The mitigation of this risk has a capacity consequence, which should be calculated at the time of system design. The mistake illustrated here is most frequently encountered on database systems where there is often insufficient space to back-up the database once it breaches 50% of it’s data LUN.

If the data set is expected to be up to s Gb and c cycles are required then the backup volume or device needs to have the capacity of at least (c * s)+s Gb in order to hold sufficient copies of a backup; preferably on cheaper, albeit slower storage.

Do not skimp on backup storage if you want your DBAs to love you, they hate application-based backup agents and will give their left sock for a flat-file on-disk backup any-day!

Most importantly – it will also improve your RTO and if archive logs are available it will improve your RPO too.

The thing is to think ahead and always provision at least (c * s) + s storage for the backup volume

Keep this golden rule and your backup solution should remain fit for purpose given the finite storage resource available to the production data itself.

Good Backup (The basics)

Backup Blues

 

Tonight, I extol the virtue of good backups. It is not for me to say how frequently you should take a backup – that is your risk to assess. What I can say is that I believe that backups should meet a certain criteria to be considered a valid backup. I find it desperately lacking how the holistic view is missed by most backup admins who fail to consider the sum of the following as the minimum criteria for success:-

  1. Was the data in a suitable state for backup prior to the backup taking place?
  2. Did the backup start on-time as scheduled?
  3. Did the backup complete without error within it’s defined backup window? e.g. did it finish on-time?
  4. Did the backup drop any files?
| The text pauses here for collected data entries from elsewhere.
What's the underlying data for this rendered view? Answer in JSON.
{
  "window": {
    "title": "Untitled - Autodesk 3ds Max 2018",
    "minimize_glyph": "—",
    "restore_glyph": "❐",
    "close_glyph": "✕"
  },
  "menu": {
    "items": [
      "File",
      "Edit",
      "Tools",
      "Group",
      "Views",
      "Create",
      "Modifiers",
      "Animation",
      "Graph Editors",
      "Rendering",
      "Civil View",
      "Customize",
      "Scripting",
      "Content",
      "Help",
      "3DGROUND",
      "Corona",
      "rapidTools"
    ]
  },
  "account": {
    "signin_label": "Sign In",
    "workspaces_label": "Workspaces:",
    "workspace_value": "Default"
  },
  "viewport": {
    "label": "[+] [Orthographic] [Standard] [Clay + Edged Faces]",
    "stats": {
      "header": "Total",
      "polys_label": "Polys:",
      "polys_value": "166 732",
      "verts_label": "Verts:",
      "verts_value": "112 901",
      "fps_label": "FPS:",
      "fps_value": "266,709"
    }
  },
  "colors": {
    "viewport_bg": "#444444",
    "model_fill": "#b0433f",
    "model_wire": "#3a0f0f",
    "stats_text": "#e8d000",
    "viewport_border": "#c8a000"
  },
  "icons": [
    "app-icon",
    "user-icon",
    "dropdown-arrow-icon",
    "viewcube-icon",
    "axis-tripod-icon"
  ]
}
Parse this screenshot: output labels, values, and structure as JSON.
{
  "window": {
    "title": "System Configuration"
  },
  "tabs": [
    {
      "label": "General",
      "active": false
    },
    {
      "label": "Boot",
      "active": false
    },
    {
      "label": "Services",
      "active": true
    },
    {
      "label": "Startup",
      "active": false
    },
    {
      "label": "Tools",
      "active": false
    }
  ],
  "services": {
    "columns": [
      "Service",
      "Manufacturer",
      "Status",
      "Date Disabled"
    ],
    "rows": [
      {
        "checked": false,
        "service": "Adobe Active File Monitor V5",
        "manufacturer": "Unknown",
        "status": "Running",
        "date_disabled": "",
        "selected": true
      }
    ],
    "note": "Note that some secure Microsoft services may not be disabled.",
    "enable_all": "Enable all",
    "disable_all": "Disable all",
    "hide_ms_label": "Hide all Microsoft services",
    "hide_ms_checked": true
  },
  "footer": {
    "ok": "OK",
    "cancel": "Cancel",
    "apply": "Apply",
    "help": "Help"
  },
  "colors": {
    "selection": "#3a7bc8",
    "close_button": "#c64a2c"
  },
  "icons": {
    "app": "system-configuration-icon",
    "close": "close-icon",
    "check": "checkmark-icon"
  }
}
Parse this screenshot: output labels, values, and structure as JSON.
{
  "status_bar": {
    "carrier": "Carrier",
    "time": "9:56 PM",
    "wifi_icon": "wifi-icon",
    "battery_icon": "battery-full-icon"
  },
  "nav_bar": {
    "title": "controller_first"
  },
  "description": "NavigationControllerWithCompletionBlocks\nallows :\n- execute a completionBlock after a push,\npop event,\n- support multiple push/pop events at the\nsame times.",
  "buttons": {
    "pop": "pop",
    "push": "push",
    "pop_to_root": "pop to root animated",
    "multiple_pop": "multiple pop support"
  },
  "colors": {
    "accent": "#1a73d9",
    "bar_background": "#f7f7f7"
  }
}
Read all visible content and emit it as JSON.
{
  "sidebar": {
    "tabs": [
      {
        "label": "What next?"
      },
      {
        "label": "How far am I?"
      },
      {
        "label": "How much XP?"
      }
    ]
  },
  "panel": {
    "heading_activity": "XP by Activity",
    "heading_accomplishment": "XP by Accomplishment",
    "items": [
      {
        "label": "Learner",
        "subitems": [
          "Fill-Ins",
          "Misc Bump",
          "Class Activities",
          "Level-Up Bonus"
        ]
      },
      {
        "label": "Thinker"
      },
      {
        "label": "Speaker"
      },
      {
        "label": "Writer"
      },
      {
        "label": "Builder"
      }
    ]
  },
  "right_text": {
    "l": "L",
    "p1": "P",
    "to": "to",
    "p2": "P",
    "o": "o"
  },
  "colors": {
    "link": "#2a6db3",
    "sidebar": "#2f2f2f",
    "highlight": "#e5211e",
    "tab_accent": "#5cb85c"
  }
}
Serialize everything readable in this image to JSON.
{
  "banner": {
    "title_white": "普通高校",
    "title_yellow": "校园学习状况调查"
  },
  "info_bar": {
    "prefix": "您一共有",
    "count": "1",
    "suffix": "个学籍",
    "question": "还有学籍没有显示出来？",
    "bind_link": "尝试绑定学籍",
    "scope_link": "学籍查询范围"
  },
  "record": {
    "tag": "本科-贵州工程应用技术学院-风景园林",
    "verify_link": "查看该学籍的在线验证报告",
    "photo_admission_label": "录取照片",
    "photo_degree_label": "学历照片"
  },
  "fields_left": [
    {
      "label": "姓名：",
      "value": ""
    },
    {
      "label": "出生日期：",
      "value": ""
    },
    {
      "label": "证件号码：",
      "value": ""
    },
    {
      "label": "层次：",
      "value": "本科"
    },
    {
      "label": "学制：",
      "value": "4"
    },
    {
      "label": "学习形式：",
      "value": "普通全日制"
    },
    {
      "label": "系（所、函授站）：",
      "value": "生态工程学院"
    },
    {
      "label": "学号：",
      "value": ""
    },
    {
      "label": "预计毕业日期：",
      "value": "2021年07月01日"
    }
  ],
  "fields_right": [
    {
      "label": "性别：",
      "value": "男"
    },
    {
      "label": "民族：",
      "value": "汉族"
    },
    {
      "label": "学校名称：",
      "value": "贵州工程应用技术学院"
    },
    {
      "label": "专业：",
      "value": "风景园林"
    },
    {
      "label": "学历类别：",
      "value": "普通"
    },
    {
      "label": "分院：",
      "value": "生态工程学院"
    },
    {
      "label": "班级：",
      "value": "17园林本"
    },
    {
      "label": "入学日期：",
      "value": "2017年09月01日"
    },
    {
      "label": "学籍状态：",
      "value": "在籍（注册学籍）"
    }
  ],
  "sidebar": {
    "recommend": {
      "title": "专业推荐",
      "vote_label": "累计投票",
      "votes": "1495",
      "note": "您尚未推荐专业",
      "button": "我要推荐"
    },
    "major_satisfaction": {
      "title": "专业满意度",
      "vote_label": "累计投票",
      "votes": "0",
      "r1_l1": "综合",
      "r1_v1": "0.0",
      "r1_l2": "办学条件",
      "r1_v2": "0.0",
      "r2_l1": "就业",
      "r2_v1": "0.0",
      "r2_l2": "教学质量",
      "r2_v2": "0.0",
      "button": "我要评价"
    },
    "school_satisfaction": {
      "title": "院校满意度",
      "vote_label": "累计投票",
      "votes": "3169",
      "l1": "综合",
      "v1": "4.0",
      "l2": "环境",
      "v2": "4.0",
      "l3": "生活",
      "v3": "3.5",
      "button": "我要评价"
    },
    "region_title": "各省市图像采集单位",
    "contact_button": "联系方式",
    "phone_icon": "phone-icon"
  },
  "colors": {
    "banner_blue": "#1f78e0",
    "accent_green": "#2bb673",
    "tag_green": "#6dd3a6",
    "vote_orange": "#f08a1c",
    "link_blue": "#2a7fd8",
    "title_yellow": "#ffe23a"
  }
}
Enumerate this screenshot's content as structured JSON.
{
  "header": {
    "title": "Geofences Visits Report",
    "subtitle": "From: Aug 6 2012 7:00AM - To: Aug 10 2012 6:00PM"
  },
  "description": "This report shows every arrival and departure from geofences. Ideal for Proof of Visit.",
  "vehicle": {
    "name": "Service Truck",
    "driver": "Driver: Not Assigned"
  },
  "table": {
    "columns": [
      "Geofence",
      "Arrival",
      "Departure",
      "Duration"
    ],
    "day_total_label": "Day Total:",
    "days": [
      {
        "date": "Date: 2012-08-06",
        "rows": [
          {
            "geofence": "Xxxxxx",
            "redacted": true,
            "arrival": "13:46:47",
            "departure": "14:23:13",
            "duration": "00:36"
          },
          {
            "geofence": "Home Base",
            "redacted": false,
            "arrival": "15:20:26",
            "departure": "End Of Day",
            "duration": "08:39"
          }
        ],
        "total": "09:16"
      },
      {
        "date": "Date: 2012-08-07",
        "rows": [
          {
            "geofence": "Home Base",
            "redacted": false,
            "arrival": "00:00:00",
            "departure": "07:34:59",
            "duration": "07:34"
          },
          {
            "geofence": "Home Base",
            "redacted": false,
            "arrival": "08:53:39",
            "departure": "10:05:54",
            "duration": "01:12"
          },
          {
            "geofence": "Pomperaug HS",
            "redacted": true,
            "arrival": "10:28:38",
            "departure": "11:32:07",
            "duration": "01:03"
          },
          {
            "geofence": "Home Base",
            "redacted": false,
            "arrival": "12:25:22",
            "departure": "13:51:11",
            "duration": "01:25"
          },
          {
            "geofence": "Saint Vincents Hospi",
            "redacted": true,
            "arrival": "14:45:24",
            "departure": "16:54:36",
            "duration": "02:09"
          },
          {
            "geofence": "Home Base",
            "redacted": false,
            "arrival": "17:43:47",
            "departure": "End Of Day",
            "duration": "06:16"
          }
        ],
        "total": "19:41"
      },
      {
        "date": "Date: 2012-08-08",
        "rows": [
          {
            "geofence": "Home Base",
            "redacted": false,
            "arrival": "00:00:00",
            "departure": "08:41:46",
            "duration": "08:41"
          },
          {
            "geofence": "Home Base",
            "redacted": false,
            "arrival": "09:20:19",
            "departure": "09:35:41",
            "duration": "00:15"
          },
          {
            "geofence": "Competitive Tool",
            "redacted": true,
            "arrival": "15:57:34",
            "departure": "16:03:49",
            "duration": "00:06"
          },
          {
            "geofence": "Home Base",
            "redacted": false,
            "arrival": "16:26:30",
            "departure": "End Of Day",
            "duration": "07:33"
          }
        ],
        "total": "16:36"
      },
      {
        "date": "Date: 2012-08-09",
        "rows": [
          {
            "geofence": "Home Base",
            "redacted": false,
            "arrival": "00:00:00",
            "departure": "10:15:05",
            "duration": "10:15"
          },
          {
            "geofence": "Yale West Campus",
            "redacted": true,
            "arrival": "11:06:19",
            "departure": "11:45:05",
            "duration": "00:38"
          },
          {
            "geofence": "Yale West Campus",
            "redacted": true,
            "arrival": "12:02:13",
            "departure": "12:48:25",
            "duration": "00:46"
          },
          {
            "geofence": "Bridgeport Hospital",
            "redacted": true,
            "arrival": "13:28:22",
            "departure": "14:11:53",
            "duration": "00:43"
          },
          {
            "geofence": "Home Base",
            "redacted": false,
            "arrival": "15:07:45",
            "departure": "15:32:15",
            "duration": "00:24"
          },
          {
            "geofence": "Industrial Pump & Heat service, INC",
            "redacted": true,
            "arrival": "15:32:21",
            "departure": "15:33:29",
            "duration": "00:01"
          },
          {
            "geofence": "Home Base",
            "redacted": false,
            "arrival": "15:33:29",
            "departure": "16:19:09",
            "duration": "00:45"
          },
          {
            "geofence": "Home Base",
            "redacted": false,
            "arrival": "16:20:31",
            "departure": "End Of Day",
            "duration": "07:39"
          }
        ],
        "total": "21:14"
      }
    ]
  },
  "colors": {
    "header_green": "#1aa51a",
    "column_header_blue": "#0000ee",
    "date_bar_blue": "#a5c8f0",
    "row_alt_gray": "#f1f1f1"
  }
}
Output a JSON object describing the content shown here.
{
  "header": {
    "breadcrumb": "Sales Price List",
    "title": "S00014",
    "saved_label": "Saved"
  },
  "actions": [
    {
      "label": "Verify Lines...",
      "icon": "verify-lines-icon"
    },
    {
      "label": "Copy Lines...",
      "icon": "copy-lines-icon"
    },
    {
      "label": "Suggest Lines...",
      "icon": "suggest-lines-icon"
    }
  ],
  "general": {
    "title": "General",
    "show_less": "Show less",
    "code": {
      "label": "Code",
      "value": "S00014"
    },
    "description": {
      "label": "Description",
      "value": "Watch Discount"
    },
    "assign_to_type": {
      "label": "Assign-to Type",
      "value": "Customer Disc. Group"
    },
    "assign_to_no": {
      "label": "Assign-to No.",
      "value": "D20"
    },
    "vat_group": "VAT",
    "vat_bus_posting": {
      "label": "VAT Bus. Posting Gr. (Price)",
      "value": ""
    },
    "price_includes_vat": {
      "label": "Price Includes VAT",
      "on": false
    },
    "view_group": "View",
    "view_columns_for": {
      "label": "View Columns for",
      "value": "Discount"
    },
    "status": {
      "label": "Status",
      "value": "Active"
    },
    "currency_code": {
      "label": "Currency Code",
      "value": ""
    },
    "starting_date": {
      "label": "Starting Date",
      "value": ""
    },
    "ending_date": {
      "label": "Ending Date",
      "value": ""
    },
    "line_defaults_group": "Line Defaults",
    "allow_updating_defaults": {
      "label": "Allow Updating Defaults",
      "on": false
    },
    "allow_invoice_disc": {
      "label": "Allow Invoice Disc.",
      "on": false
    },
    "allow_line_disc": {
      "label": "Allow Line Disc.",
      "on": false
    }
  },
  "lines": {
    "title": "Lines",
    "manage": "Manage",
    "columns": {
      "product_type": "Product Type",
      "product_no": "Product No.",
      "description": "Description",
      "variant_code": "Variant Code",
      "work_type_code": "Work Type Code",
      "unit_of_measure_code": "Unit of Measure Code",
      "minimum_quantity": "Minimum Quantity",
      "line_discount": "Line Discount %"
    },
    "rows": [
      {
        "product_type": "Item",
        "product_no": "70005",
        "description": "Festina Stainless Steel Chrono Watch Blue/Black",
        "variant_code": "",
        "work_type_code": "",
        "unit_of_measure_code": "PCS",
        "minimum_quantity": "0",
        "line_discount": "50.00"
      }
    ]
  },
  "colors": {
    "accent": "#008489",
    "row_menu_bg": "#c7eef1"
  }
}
See dropped files
  5. Did the post-backup processes (if required) succeed?

Any failure of this 5-point plan constitutes a backup failure.

Only a backup which fulfills this criteria in full can be considered a good backup.

 

Dropped Files

 

All dropped files should be investigated and excluded if not required for a successful DR in order to not encourage a culture of accepting the failure of dropped files – excluding files not required for DR also improve the backup times because excluding temporary or re-constructable data means that there is less critical data to back-up.

This is an iterative process which should tend to zero dropped files as sources of temporary files are identified.

Some files may require that the backup is run at a different scheduled time or it may require that an application based scheduled task is moved to a different time outside of the backup window if the data cannot be quiesced.